When two or more lines meet each other in a plane at a common point, they are called intersecting lines. When two lines intersect at \({90^ \circ },\) then they are called perpendicular bisectors. And a bisector divides a line into two halves. A perpendicular bisector can be drawn with a rule, a compass, and a pencil.

When two lines intersect at 90 degrees or at right angles, they are said to be perpendicular to each other. A bisector, on the other hand, is a line that divides a line into two equal halves. As a result, a perpendicular bisector of a line segment PQ denotes that it intersects PQ at 90 degrees and divides it into two equal halves. Every point in the perpendicular bisector is equidistant from the points \(P\) and \(Q.\). Let us more about how to draw a perpendicular bisector with examples

Perpendicular Definition

A line that makes an angle of \({90^ \circ }\) with another line is called perpendicular. \({90^ \circ }\) is called a right angle and is marked by a square bit between two perpendicular lines, as shown below. Here, the two lines intersect at a right angle, and hence, are said to be perpendicular to each other.

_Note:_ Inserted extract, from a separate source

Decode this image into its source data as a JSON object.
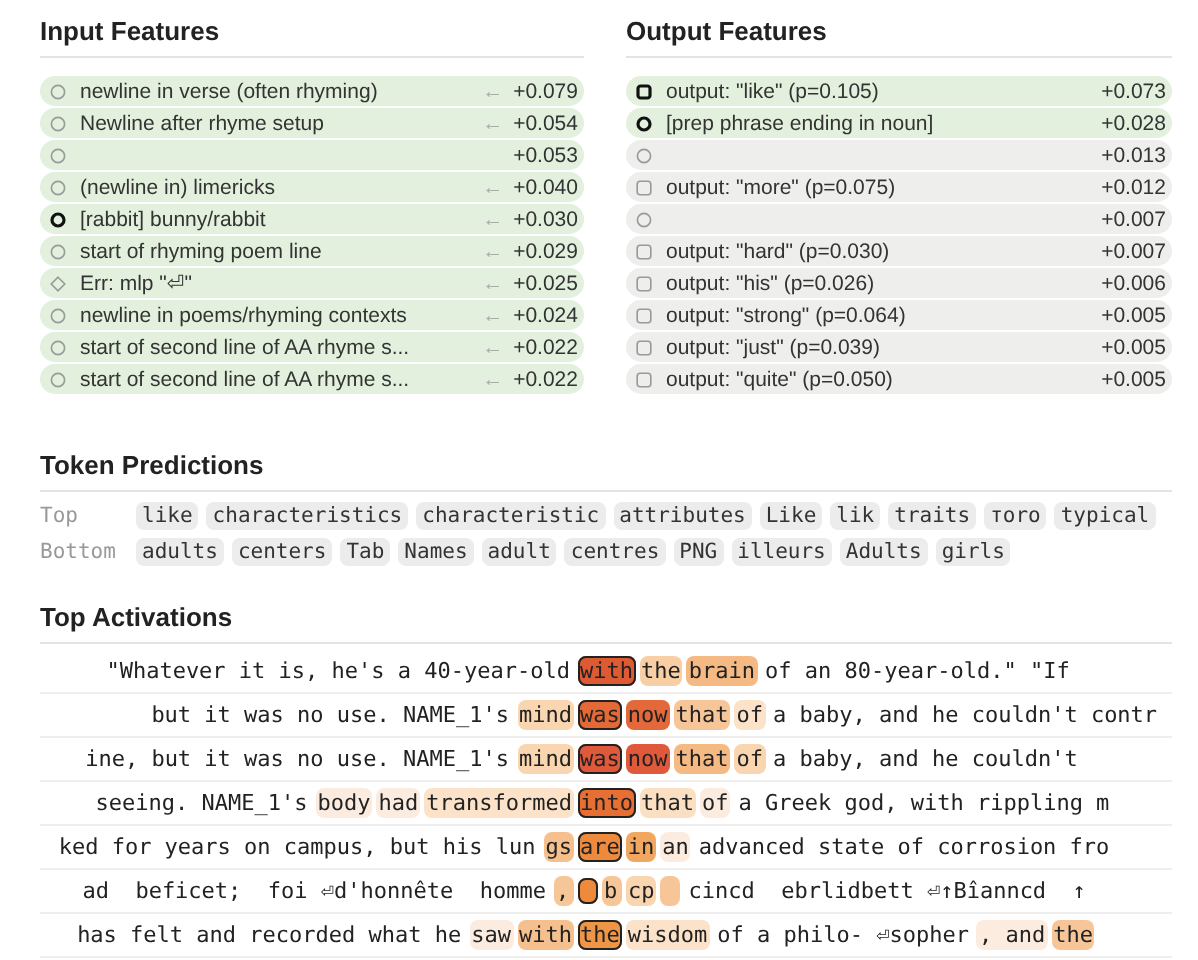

In the above figure, line \(CA\) is perpendicular to line \(AB\) and making an angle of \({90^ \circ }.\)

Bisection of a Line segment

Bisection of a line segment \(PQ\) means dividing it into two equal parts or finding a point \(O\) on \(PQ\) such that \(PO = OQ.\)

One way of bisecting a line segment is to measure it and mark off a point exactly half the length from one end of the line segment. But this method of bisecting lines is not accurate because the divisions on a ruler are limited. Therefore, an accurate measurement of the line segment is not possible.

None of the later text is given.